When muscles go in adults it's due to individual muscle cells getting bigger and not due to increase in muscle cells. It's generally believed that no new muscle cells get produced in human adults. Sometimes muscle cells die. I would expect that as humans age therefore the count of muscle cells will go down. There are frequently claims that there's a limited number of hallmarks of aging that if repaired would stop aging. Neither SENS list nor the 2013 paper seem to include muscle cell count as one mark of aging. Is there a good reason for this?

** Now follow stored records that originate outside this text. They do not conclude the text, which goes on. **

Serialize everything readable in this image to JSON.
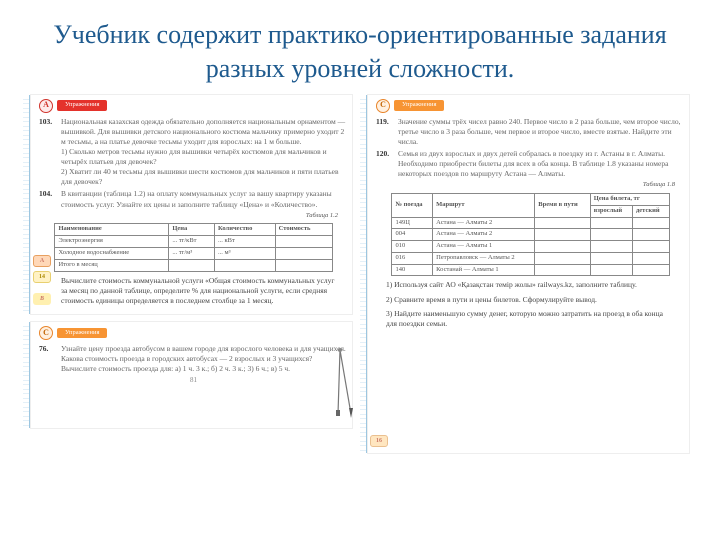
{
  "title": "Учебник содержит практико-ориентированные задания разных уровней сложности.",
  "left": {
    "sectionA": {
      "badge": "A",
      "label": "Упражнения"
    },
    "p103": {
      "num": "103.",
      "text": "Национальная казахская одежда обязательно дополняется национальным орнаментом — вышивкой. Для вышивки детского национального костюма мальчику примерно уходит 2 м тесьмы, а на платье девочке тесьмы уходит для взрослых: на 1 м больше.",
      "sub1": "1) Сколько метров тесьмы нужно для вышивки четырёх костюмов для мальчиков и четырёх платьев для девочек?",
      "sub2": "2) Хватит ли 40 м тесьмы для вышивки шести костюмов для мальчиков и пяти платьев для девочек?"
    },
    "p104": {
      "num": "104.",
      "text": "В квитанции (таблица 1.2) на оплату коммунальных услуг за вашу квартиру указаны стоимость услуг. Узнайте их цены и заполните таблицу «Цена» и «Количество»."
    },
    "tbl12": {
      "caption": "Таблица 1.2",
      "cols": [
        "Наименование",
        "Цена",
        "Количество",
        "Стоимость"
      ],
      "r1": [
        "Электроэнергия",
        "... тг/кВт",
        "... кВт",
        ""
      ],
      "r2": [
        "Холодное водоснабжение",
        "... тг/м³",
        "... м³",
        ""
      ],
      "r3": [
        "Итого в месяц",
        "",
        "",
        ""
      ]
    },
    "tagA": "А",
    "tag14": "14",
    "tagB": "B",
    "blurb": "Вычислите стоимость коммунальной услуги «Общая стоимость коммунальных услуг за месяц по данной таблице, определите % для национальной услуги, если средняя стоимость единицы определяется в последнем столбце за 1 месяц.",
    "sectionC": {
      "badge": "C",
      "label": "Упражнения"
    },
    "p76": {
      "num": "76.",
      "text": "Узнайте цену проезда автобусом в вашем городе для взрослого человека и для учащихся. Какова стоимость проезда в городских автобусах — 2 взрослых и 3 учащихся? Вычислите стоимость проезда для: а) 1 ч. 3 к.; б) 2 ч. 3 к.; 3) 6 ч.; в) 5 ч."
    },
    "pagenum": "81"
  },
  "right": {
    "sectionC": {
      "badge": "C",
      "label": "Упражнения"
    },
    "p119": {
      "num": "119.",
      "text": "Значение суммы трёх чисел равно 240. Первое число в 2 раза больше, чем второе число, третье число в 3 раза больше, чем первое и второе число, вместе взятые. Найдите эти числа."
    },
    "p120": {
      "num": "120.",
      "text": "Семья из двух взрослых и двух детей собралась в поездку из г. Астаны в г. Алматы. Необходимо приобрести билеты для всех в оба конца. В таблице 1.8 указаны номера некоторых поездов по маршруту Астана — Алматы."
    },
    "tbl18": {
      "caption": "Таблица 1.8",
      "h1": "№ поезда",
      "h2": "Маршрут",
      "h3": "Время в пути",
      "h4a": "взрослый",
      "h4b": "детский",
      "h4top": "Цена билета, тг",
      "rows": [
        [
          "149Ц",
          "Астана — Алматы 2",
          "",
          ""
        ],
        [
          "004",
          "Астана — Алматы 2",
          "",
          ""
        ],
        [
          "010",
          "Астана — Алматы 1",
          "",
          ""
        ],
        [
          "016",
          "Петропавловск — Алматы 2",
          "",
          ""
        ],
        [
          "140",
          "Костанай — Алматы 1",
          "",
          ""
        ]
      ]
    },
    "q1": "1) Используя сайт АО «Қазақстан темір жолы» railways.kz, заполните таблицу.",
    "q2": "2) Сравните время в пути и цены билетов. Сформулируйте вывод.",
    "q3": "3) Найдите наименьшую сумму денег, которую можно затратить на проезд в оба конца для поездки семьи.",
    "tag16": "16"
  }
}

Actually, they all do include it, but is is subsumed under stem cell aging, loss of cells and reduced regenerative capacity. Also to clarify what I would consider a misunderstanding. Not everything has to fit. There are probably infintely many causes of aging or at least quite a lot. Most of these fall into the rough categories or "hallmarks" we have come up with like reduced stem cell functioning or damage to biomolecules. Many of these causes are not relevant to immediate life extension which is why they can be ignored for now. Other categories or "hallmarks" will be discovered as we go along.
Having said that, dysfunction of the neurmuscular junction is probably the most important type of muscle aging, much more so than cell loss, and, being so complex, I do not think the hallmarks do it much justice. Many of the hallmarks are so vague as to be almost useless anyway.